Kul besmele çekerek kendinin tek başına yeterli olmadığını, başarı ve gücün ancak Allah’tan gelebileceğini, Allah’ın yeryüzünde halife kıldığı bir varlık olarak O’nun mülkünde,  O’nun adına tasarrufta bulunabileceğini peşinen kabul etmekte ve bundan güç almaktadır.
Besmele ile kul, dünya ve ahirette Allah’ın sonsuz merhametine sığınır. Yaptığı işten de rahmet ümit eder.
Besmele yüce Kitabımızın anahtarı ise Fatiha kapısıdır. Kapıdan içeri giren nice sırlara vakıf olur. Sırların kapısı hamdü senadır.

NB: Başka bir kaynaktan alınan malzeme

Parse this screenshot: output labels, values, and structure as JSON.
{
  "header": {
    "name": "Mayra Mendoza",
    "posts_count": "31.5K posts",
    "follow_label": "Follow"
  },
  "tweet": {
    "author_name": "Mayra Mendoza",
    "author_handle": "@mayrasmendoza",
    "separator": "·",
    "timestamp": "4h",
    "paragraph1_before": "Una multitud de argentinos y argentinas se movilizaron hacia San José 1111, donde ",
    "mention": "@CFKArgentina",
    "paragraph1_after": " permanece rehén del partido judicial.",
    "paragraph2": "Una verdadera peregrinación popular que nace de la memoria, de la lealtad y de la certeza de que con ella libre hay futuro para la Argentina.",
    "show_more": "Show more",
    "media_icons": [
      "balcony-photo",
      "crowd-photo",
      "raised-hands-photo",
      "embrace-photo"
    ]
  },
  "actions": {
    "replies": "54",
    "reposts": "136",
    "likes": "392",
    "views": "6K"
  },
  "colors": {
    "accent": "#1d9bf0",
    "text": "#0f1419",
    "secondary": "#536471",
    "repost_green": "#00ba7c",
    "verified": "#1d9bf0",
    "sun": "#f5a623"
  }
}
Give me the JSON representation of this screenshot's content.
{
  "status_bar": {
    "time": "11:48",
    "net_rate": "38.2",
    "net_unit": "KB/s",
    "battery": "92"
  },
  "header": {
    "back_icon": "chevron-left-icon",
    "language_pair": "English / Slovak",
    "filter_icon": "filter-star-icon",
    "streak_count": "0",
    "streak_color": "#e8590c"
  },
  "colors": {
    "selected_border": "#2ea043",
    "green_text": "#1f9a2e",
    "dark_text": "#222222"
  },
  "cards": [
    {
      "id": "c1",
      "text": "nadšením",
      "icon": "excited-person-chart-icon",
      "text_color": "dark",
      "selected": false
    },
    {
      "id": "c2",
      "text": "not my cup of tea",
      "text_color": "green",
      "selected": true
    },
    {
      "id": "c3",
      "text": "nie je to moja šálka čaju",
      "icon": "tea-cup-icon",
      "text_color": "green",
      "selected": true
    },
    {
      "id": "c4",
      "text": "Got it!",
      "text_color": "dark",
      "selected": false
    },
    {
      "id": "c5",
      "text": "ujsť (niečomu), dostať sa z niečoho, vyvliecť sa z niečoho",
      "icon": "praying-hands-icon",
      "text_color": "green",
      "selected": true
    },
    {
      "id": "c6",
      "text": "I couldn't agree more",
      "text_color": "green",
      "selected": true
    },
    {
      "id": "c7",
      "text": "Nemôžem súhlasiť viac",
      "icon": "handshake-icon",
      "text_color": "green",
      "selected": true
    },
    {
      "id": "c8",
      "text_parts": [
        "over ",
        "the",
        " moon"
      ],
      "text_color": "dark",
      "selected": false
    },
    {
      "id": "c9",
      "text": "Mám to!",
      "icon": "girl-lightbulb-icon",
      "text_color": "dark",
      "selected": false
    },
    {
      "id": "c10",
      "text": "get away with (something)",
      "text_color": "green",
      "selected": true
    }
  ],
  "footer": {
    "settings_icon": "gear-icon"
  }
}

Elhamdülillahi Rabbil Âlemin- Hamd âlemlerin Rabbi olan Allah’a mahsustur.
Bizi insan yaratmakla şereflendiren ve bütün âlemleri hizmetimize veren Rabbimizin lütfu ne büyüktür. Bunu idrak ettiğimiz özel anlar vardır. İşte o anlardan biri yaratılışımızdaki nice sırlara, âlemlerde gizli küçük âdeme ve âdemde gizli büyük âleme hamdü sena ettiğimiz zamanlardır.
Kitaba başlarken hem bize bir kitap, resul ve din gönderdiği için hem o kitapla bize nice sırları açtığı için Rabbimize hamd ediyoruz. Böylece O’nun yüceliğini kabul ediyor, bize verdiği sayısız nimetlere karşı şükrediyor ve tazim ediyoruz.
Hamd yalnız Allah içindir. Çünkü hamd aynı zamanda onun isimlerinden biridir. Hamd şükrün yanı sıra övgü ifadesidir.
Övgülerin hepsi Allah’adır. Hiçbir insan, hiçbir melek,  hiçbir peygamber, hiçbir ilah, hiçbir yıldız, hiçbir put, kısacası onun yarattıklarından hiçbiri taşıdıkları niteliklere kendi başlarına sahip değildir. Yaratılmışlarda her ne var ise Allah tarafından verilmiştir. O halde bağlılık, kulluk ve şükür onun yarattıklarına değil, bu nimetleri Yaratana layıktır.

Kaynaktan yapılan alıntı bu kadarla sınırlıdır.